Thanks for posting this. I'm really digging into it and thinking of how to incorporate some of these ideas into my middle-school math classroom. They parallel ideas I've had about using instant assessment (with clickers or flashcards or whiteboards) to know when the students "got it." Plus, I like the cooperative learning aspect. My student sit in groups of 3 or 4 and the peer instruction might work well.
posted by msacheson at 11:29 AM on November 23, 2009

Great lecture, I did wonder if he was going to hold Peer Interaction during the middle of it. Seeing those results it's disappointing it hasn't spread to my university where I can see the same problems that he was speaking of. Cookbook learning, lack of retention and understanding, poor assessment. It really is a shame.
posted by charred at 2:36 AM on November 24, 2009

I'm just relieved i got the question about the truck and the car right. I think most students know the sense of passing a test and not really understanding the subject.

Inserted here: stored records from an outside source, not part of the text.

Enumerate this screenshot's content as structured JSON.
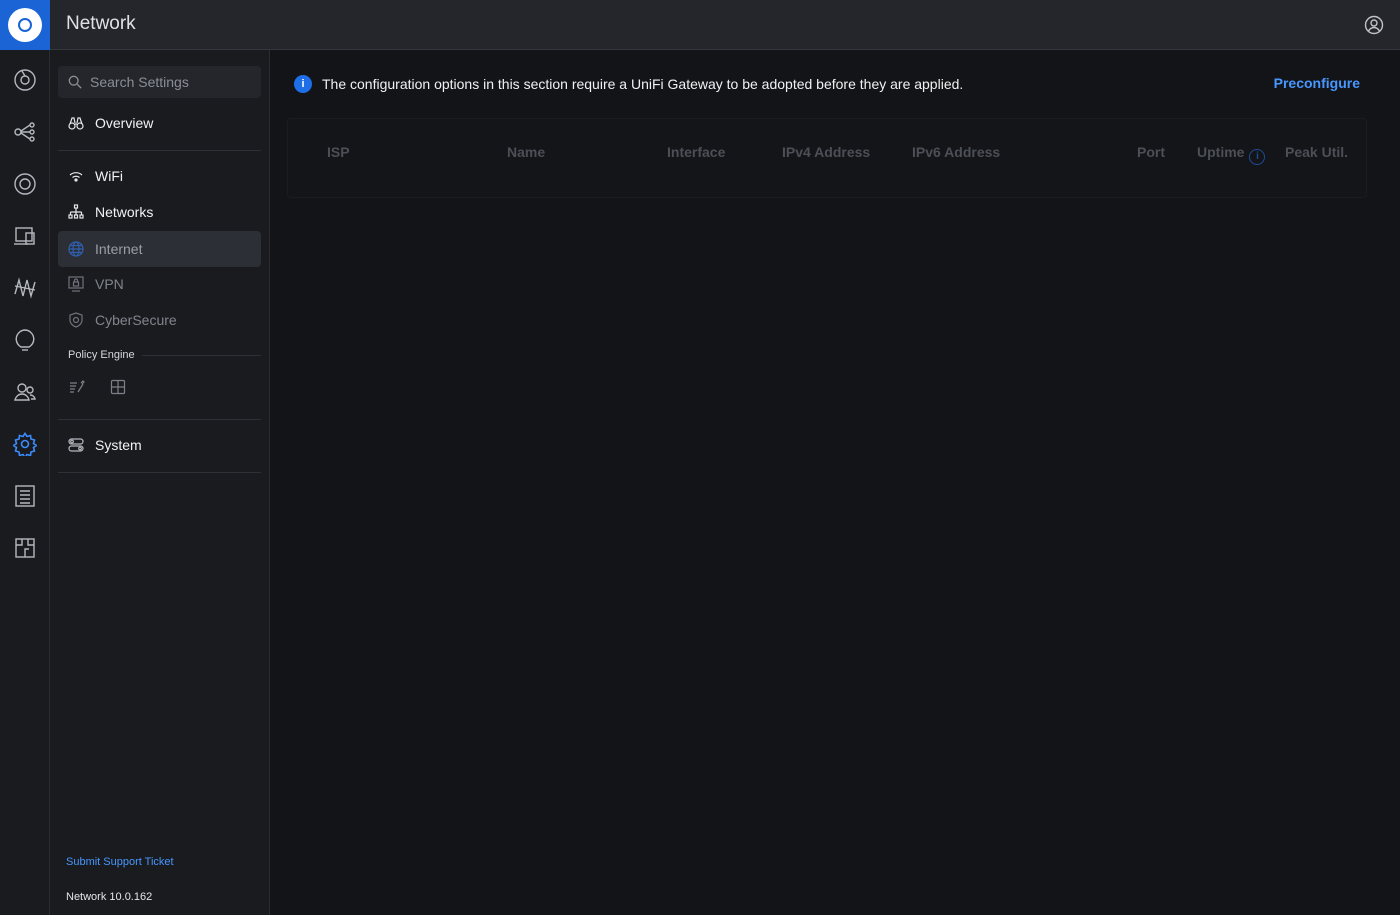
{
  "header": {
    "app_title": "Network"
  },
  "rail": {
    "items": [
      {
        "name": "dashboard-icon"
      },
      {
        "name": "topology-icon"
      },
      {
        "name": "devices-icon"
      },
      {
        "name": "client-devices-icon"
      },
      {
        "name": "insights-icon"
      },
      {
        "name": "hotspot-icon"
      },
      {
        "name": "users-icon"
      },
      {
        "name": "settings-icon",
        "active": true
      },
      {
        "name": "logs-icon"
      },
      {
        "name": "floorplan-icon"
      }
    ]
  },
  "sidebar": {
    "search_placeholder": "Search Settings",
    "items": {
      "overview": "Overview",
      "wifi": "WiFi",
      "networks": "Networks",
      "internet": "Internet",
      "vpn": "VPN",
      "cybersecure": "CyberSecure",
      "system": "System"
    },
    "policy_engine_label": "Policy Engine",
    "support_link": "Submit Support Ticket",
    "version": "Network 10.0.162"
  },
  "main": {
    "notice": "The configuration options in this section require a UniFi Gateway to be adopted before they are applied.",
    "preconfigure_label": "Preconfigure",
    "table_headers": {
      "isp": "ISP",
      "name": "Name",
      "interface": "Interface",
      "ipv4": "IPv4 Address",
      "ipv6": "IPv6 Address",
      "port": "Port",
      "uptime": "Uptime",
      "peak": "Peak Util."
    }
  },
  "colors": {
    "accent": "#1b64d6",
    "link": "#4797ff",
    "background": "#131417",
    "panel": "#1a1b1f"
  }
}
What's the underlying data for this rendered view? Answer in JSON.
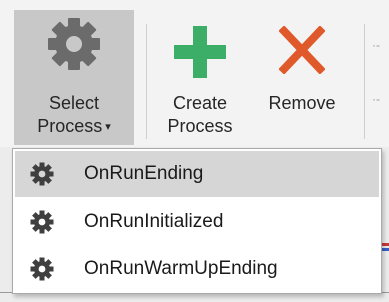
{
  "ribbon": {
    "select_process": {
      "label_line1": "Select",
      "label_line2": "Process",
      "caret": "▾",
      "icon": "gear-icon"
    },
    "create_process": {
      "label_line1": "Create",
      "label_line2": "Process",
      "icon": "plus-icon",
      "icon_color": "#3dae68"
    },
    "remove": {
      "label": "Remove",
      "icon": "x-icon",
      "icon_color": "#e0592b"
    }
  },
  "process_menu": {
    "items": [
      {
        "label": "OnRunEnding",
        "icon": "gear-icon",
        "highlighted": true
      },
      {
        "label": "OnRunInitialized",
        "icon": "gear-icon",
        "highlighted": false
      },
      {
        "label": "OnRunWarmUpEnding",
        "icon": "gear-icon",
        "highlighted": false
      }
    ]
  },
  "colors": {
    "gear_large": "#6b6b6b",
    "gear_small": "#3f3f3f",
    "menu_highlight": "#d6d6d6",
    "button_pressed": "#c8c8c8"
  }
}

In my college years i studied a variety of engineering subjects, and could not fool myself about the study dynamics behind the grades: understood the concepts, didnt study that much: got an A. Didn't understand the concepts and couldnt be bothered about working on the subject: got an F. BUT work your arse off to get nowhere near a real insight on the subject: get a C or D. That was the real deal, being able to get the C on those subjects that meant 90% of the time devoted to study. I'm looking at you department of materials.

I think an uninterested student body ( premed physics course is spot on) or an uninterested lecturer both lead to the "work you arse off - pass the test - forget all that nonsense in your head" dynamic.